Bishop and hymnographer

Cosmas of Maiuma, also called Cosmas Hagiopolites ("of the Holy City"), Cosmas of Jerusalem, Cosmas the Melodist, or Cosmas the Poet (d. 773 or 794), was a bishop and an important hymnographer in the East. He is venerated as a saint by the Eastern Orthodox Church and the Catholic Church.

==Life==
Cosmas (Κοσμάς) was born in Damascus, modern-day Syria, but he was orphaned at a young age. He was adopted by Sergius, the father of John of Damascus (c. 676 – 749), and became John's foster-brother. The teacher of the two boys was an elderly Calabrian monk, also named Cosmas (known as "Cosmas the Monk" to distinguish him), who had been freed from slavery to the Saracens by John's father. John and Cosmas went from Damascus to Jerusalem, where both became monks in the lavra-type monastery of Sabbas the Sanctified near that city. Together they helped defend the Church against the heresy of iconoclasm.

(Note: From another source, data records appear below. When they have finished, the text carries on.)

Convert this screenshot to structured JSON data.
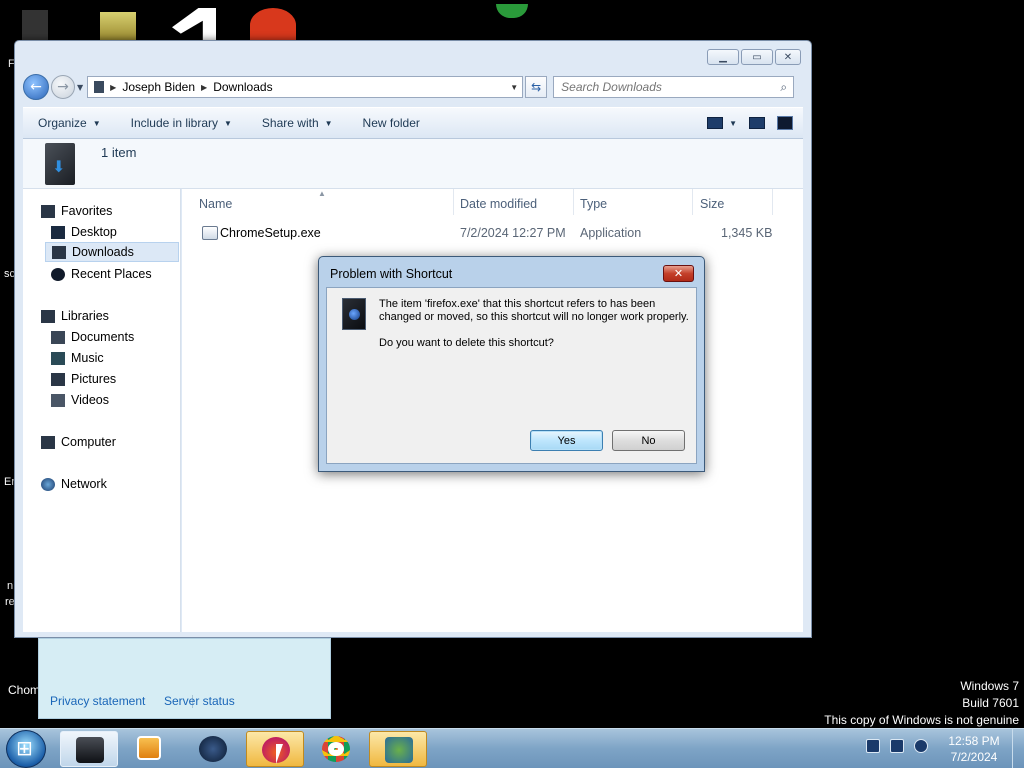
{
  "desktop": {
    "fragments": [
      "F",
      "sc",
      "Er",
      "n",
      "re",
      "Chom"
    ]
  },
  "explorer": {
    "breadcrumb": [
      "Joseph Biden",
      "Downloads"
    ],
    "search_placeholder": "Search Downloads",
    "toolbar": {
      "organize": "Organize",
      "include_in_library": "Include in library",
      "share_with": "Share with",
      "new_folder": "New folder"
    },
    "item_count": "1 item",
    "nav": {
      "favorites": "Favorites",
      "desktop": "Desktop",
      "downloads": "Downloads",
      "recent_places": "Recent Places",
      "libraries": "Libraries",
      "documents": "Documents",
      "music": "Music",
      "pictures": "Pictures",
      "videos": "Videos",
      "computer": "Computer",
      "network": "Network"
    },
    "columns": {
      "name": "Name",
      "date_modified": "Date modified",
      "type": "Type",
      "size": "Size"
    },
    "files": [
      {
        "name": "ChromeSetup.exe",
        "date_modified": "7/2/2024 12:27 PM",
        "type": "Application",
        "size": "1,345 KB"
      }
    ]
  },
  "dialog": {
    "title": "Problem with Shortcut",
    "message": "The item 'firefox.exe' that this shortcut refers to has been changed or moved, so this shortcut will no longer work properly.",
    "question": "Do you want to delete this shortcut?",
    "yes": "Yes",
    "no": "No"
  },
  "flyout": {
    "privacy": "Privacy statement",
    "server_status": "Server status"
  },
  "watermark": {
    "line1": "Windows 7",
    "line2": "Build 7601",
    "line3": "This copy of Windows is not genuine"
  },
  "taskbar": {
    "time": "12:58 PM",
    "date": "7/2/2024"
  },
  "colors": {
    "accent_blue": "#1a66b8",
    "dialog_frame": "#b9d1ea",
    "close_red": "#c4402a"
  }
}
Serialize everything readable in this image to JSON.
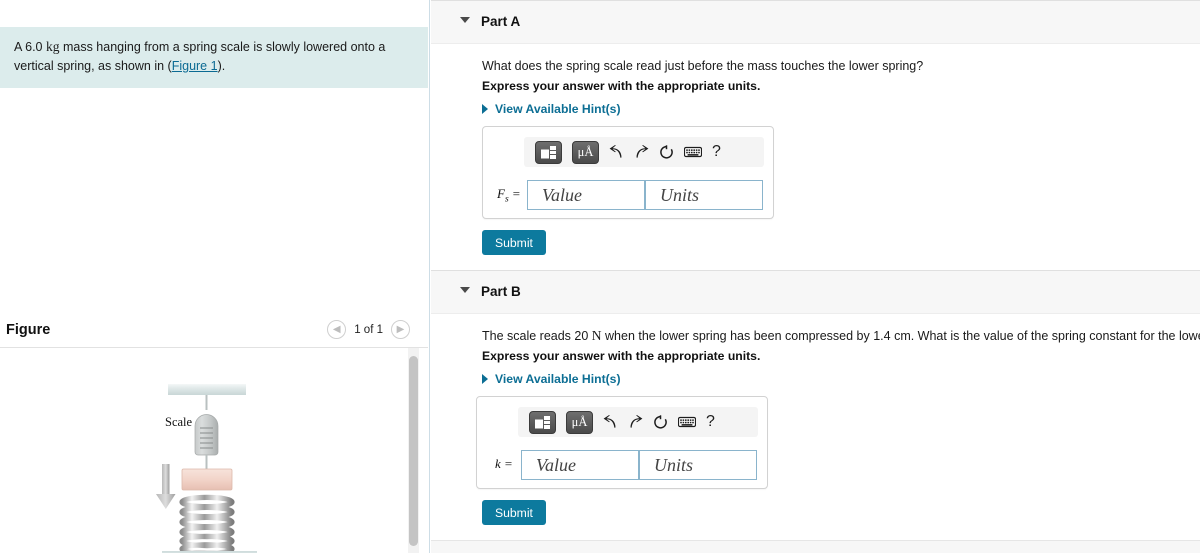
{
  "problem": {
    "text_before_unit": "A 6.0 ",
    "unit": "kg",
    "text_after_unit": " mass hanging from a spring scale is slowly lowered onto a vertical spring, as shown in (",
    "figure_link": "Figure 1",
    "text_end": ")."
  },
  "figure_panel": {
    "title": "Figure",
    "counter": "1 of 1",
    "prev_icon": "chevron-left-icon",
    "next_icon": "chevron-right-icon",
    "diagram_label_scale": "Scale"
  },
  "parts": [
    {
      "id": "part-a",
      "title": "Part A",
      "question_pre": "What does the spring scale read just before the mass touches the lower spring?",
      "question_unit": "",
      "question_post": "",
      "express": "Express your answer with the appropriate units.",
      "hint_label": "View Available Hint(s)",
      "answer_symbol": "F",
      "answer_subscript": "s",
      "answer_equals": " =",
      "value_placeholder": "Value",
      "units_placeholder": "Units",
      "submit_label": "Submit"
    },
    {
      "id": "part-b",
      "title": "Part B",
      "question_pre": "The scale reads 20 ",
      "question_unit": "N",
      "question_post": " when the lower spring has been compressed by 1.4 cm. What is the value of the spring constant for the lower spring?",
      "express": "Express your answer with the appropriate units.",
      "hint_label": "View Available Hint(s)",
      "answer_symbol": "k",
      "answer_subscript": "",
      "answer_equals": " =",
      "value_placeholder": "Value",
      "units_placeholder": "Units",
      "submit_label": "Submit"
    }
  ],
  "toolbar": {
    "template_icon": "math-template-icon",
    "units_icon": "micro-angstrom-units-icon",
    "units_label": "μÅ",
    "undo_icon": "undo-arrow-icon",
    "undo_glyph": "↰",
    "redo_icon": "redo-arrow-icon",
    "redo_glyph": "↱",
    "reset_icon": "reset-circular-arrow-icon",
    "reset_glyph": "↺",
    "keyboard_icon": "keyboard-icon",
    "help_icon": "help-question-icon",
    "help_glyph": "?"
  },
  "colors": {
    "problem_background": "#dcecec",
    "link": "#0b6a93",
    "submit": "#0d7a9e",
    "part_header_background": "#f7f7f7",
    "field_border": "#8ab4cc",
    "mass_block": "#f3d8cf"
  }
}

Cosmas left the monastery in 743 when he was appointed Bishop of Maiuma, the port of ancient Gaza. He outlived John by many years and died in great old age.

==Works==
As a learned prose-author, Cosmas wrote commentaries, or scholia, on the poems of Gregory of Nazianzus. He is regarded with great admiration as a poet. Cosmas and John of Damascus are considered to be the best representatives of the later Greek classical hymnography, the most characteristic examples of which are the artistic liturgical chants known as "canons". They worked together on developing the Octoechos.

In the Eastern Orthodox Church, Cosmas has been called "a vessel of divine grace" and "the glory of the Church." He composed the solemn canons for Matins of Lazarus Saturday, Palm Sunday, the Triodes (canons with only three Canticles) which are chanted during Holy Week, the first canon of the Nativity (based on a Nativity sermon by Gregory the Theologian), and is known for his finest work, "Canon for Christmas Day". Altogether, fourteen canons are attributed to him in the liturgical books of the Orthodox Church. His most well-known composition is "More honourable than the cherubim…" (which is included in the Axion Estin), sung regularly at Matins, the Divine Liturgy and other services.

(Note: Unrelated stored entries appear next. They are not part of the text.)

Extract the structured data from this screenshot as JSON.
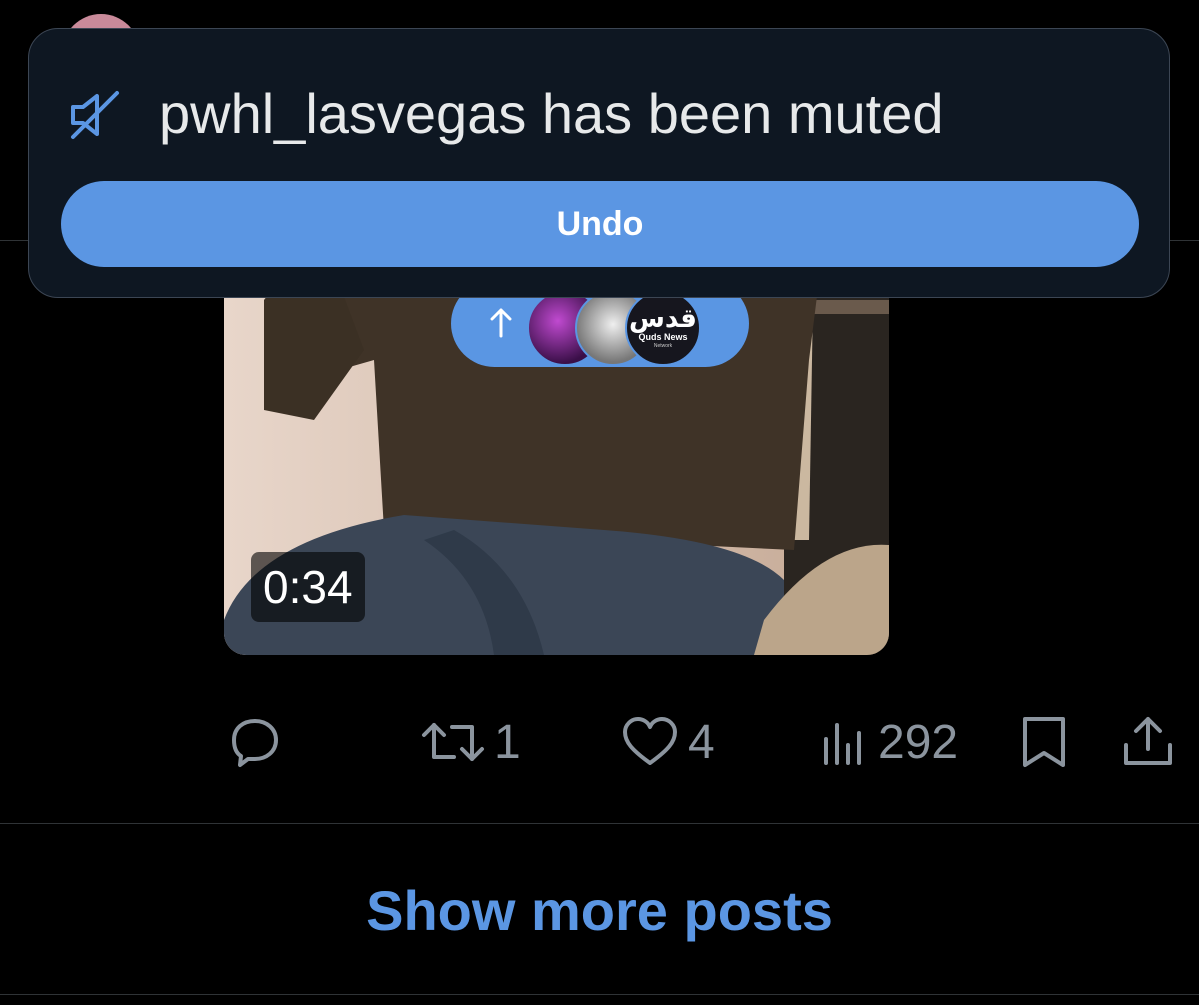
{
  "toast": {
    "icon": "speaker-muted-icon",
    "message": "pwhl_lasvegas has been muted",
    "undo_label": "Undo"
  },
  "video": {
    "duration": "0:34"
  },
  "new_posts_pill": {
    "arrow_icon": "arrow-up-icon",
    "avatar_logo_text": "قدس",
    "avatar_caption": "Quds News",
    "avatar_caption_sub": "Network"
  },
  "actions": {
    "reply": {
      "icon": "reply-icon",
      "count": ""
    },
    "repost": {
      "icon": "repost-icon",
      "count": "1"
    },
    "like": {
      "icon": "heart-icon",
      "count": "4"
    },
    "views": {
      "icon": "views-icon",
      "count": "292"
    },
    "bookmark": {
      "icon": "bookmark-icon"
    },
    "share": {
      "icon": "share-icon"
    }
  },
  "show_more_label": "Show more posts",
  "colors": {
    "accent": "#5b96e3",
    "toast_bg": "#0e1722",
    "muted_text": "#8b949e",
    "background": "#000000"
  }
}
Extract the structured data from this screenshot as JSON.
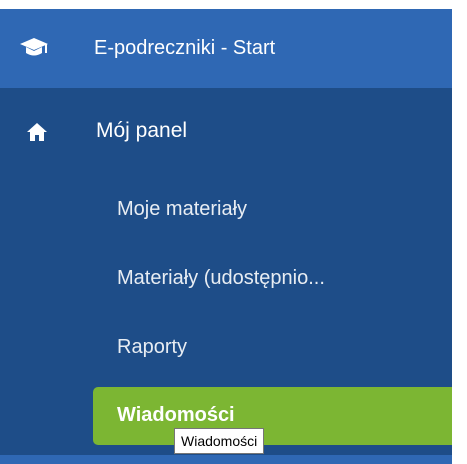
{
  "header": {
    "icon": "graduation-cap-icon",
    "title": "E-podreczniki - Start"
  },
  "sidebar": {
    "panel": {
      "icon": "home-icon",
      "label": "Mój panel"
    },
    "items": [
      {
        "label": "Moje materiały"
      },
      {
        "label": "Materiały (udostępnio..."
      },
      {
        "label": "Raporty"
      },
      {
        "label": "Wiadomości",
        "active": true
      }
    ]
  },
  "tooltip": {
    "text": "Wiadomości"
  },
  "colors": {
    "header_bg": "#2f68b4",
    "sidebar_bg": "#1e4d88",
    "active_bg": "#7cb633",
    "text": "#ffffff"
  }
}
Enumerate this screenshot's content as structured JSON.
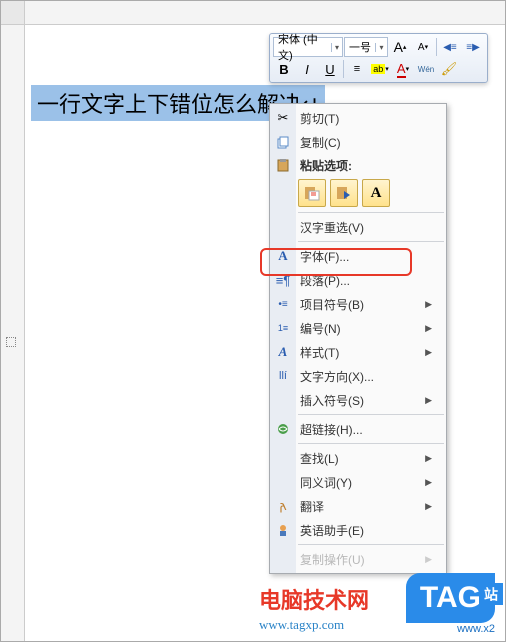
{
  "document": {
    "selected_text": "一行文字上下错位怎么解决",
    "paragraph_mark": "↵"
  },
  "mini_toolbar": {
    "font_name": "宋体 (中文)",
    "font_size": "一号",
    "grow_font": "A",
    "shrink_font": "A",
    "decrease_indent": "←≡",
    "increase_indent": "≡→",
    "bold": "B",
    "italic": "I",
    "underline": "U",
    "center": "≡",
    "highlight": "ab",
    "font_color": "A",
    "phonetic": "Wén",
    "format_painter": "✎"
  },
  "menu": {
    "cut": "剪切(T)",
    "copy": "复制(C)",
    "paste_header": "粘贴选项:",
    "reconvert": "汉字重选(V)",
    "font": "字体(F)...",
    "paragraph": "段落(P)...",
    "bullets": "项目符号(B)",
    "numbering": "编号(N)",
    "styles": "样式(T)",
    "text_direction": "文字方向(X)...",
    "insert_symbol": "插入符号(S)",
    "hyperlink": "超链接(H)...",
    "find": "查找(L)",
    "synonyms": "同义词(Y)",
    "translate": "翻译",
    "english_assistant": "英语助手(E)",
    "other_ops": "复制操作(U)"
  },
  "watermark": {
    "title": "电脑技术网",
    "url": "www.tagxp.com",
    "tag": "TAG",
    "tag_sub": "www.x2",
    "tag_side": "站"
  },
  "colors": {
    "selection": "#9bc1e8",
    "highlight_border": "#e73828",
    "tag_bg": "#2a8be9"
  }
}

The hymns of Cosmas were originally intended for the Divine Services of the Church of Jerusalem, but through the influence of Constantinople their use became universal in the Orthodox Church. It is not certain, however, that all the hymns ascribed to Cosmas in the liturgical books were really his compositions, especially as his teacher of the same name was also a hymn writer.

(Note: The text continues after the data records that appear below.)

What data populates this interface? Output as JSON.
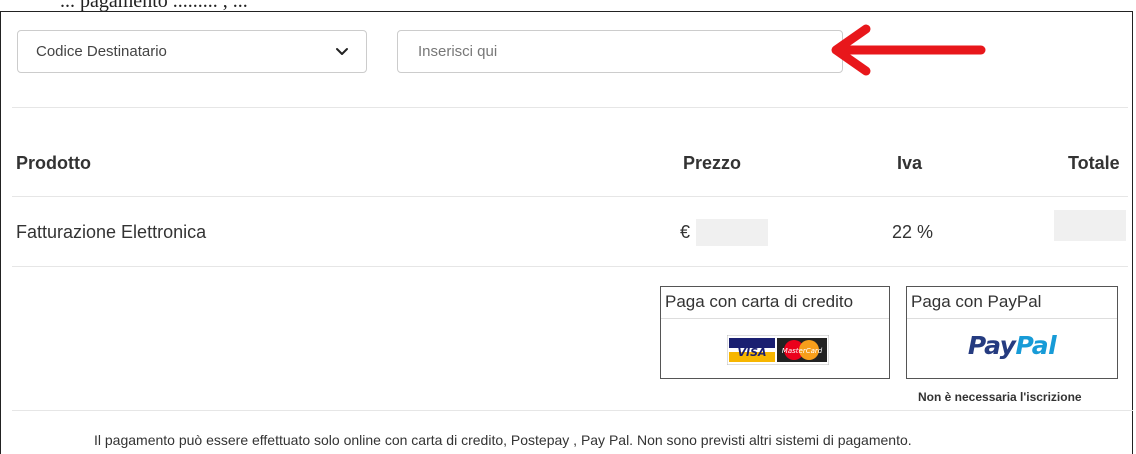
{
  "top_cut_text": "... pagamento ......... , ...",
  "invoice": {
    "recipient_select": {
      "selected": "Codice Destinatario"
    },
    "recipient_input": {
      "placeholder": "Inserisci qui",
      "value": ""
    }
  },
  "table": {
    "headers": {
      "product": "Prodotto",
      "price": "Prezzo",
      "vat": "Iva",
      "total": "Totale"
    },
    "rows": [
      {
        "product": "Fatturazione Elettronica",
        "price_currency": "€",
        "vat": "22 %"
      }
    ]
  },
  "payment": {
    "card": {
      "title": "Paga con carta di credito",
      "logo_visa": "VISA",
      "logo_mastercard": "MasterCard"
    },
    "paypal": {
      "title": "Paga con PayPal",
      "logo_pay": "Pay",
      "logo_pal": "Pal",
      "note": "Non è necessaria l'iscrizione"
    }
  },
  "footer": "Il pagamento può essere effettuato solo online con carta di credito, Postepay , Pay Pal. Non sono previsti altri sistemi di pagamento.",
  "colors": {
    "annotation_arrow": "#e8171b",
    "paypal_dark": "#253b80",
    "paypal_light": "#179bd7"
  },
  "icons": [
    "chevron-down-icon",
    "annotation-arrow-icon"
  ]
}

The Eastern Orthodox Church observes his feast on October 12 (Julian Calendar, it is October 25 of the Gregorian Calendar) and in Greek Church on October 14 (Julian, it is October 27).

== See also ==
- Saints Cosmas and Damian, 3rd-century martyrs

==Bibliography==
- Collections of hymns, varying in number, are attributed to Cosmas, and may be found in Jacques-Paul Migne, Patrologia Graecae (P.G.), XCVIII, 459-524, and in Christ-Paranikas, Anthologia graeca carminum christianorum (Leipzig, 1871), 161-204.
- For the above-mentioned scholia on the poems of Gregory of Nazianzus, see Cardinal Angelo Mai, Spicilegium Romanum, II, Pt. II, 1-375, and Migne, P.G., XXXVIII, 339-679.
- In general, see Krumbacher, Gesch. der byzantinischen Literatur (2d ed., Munich, 1896), 674 sqq.
- Alexander P. Kazhdan - Stephen Gero, “Kosmas of Jerusalem: a more critical approach to his biography,” Byzantinische Zeitschrift 82 (1989), pp. 122–132.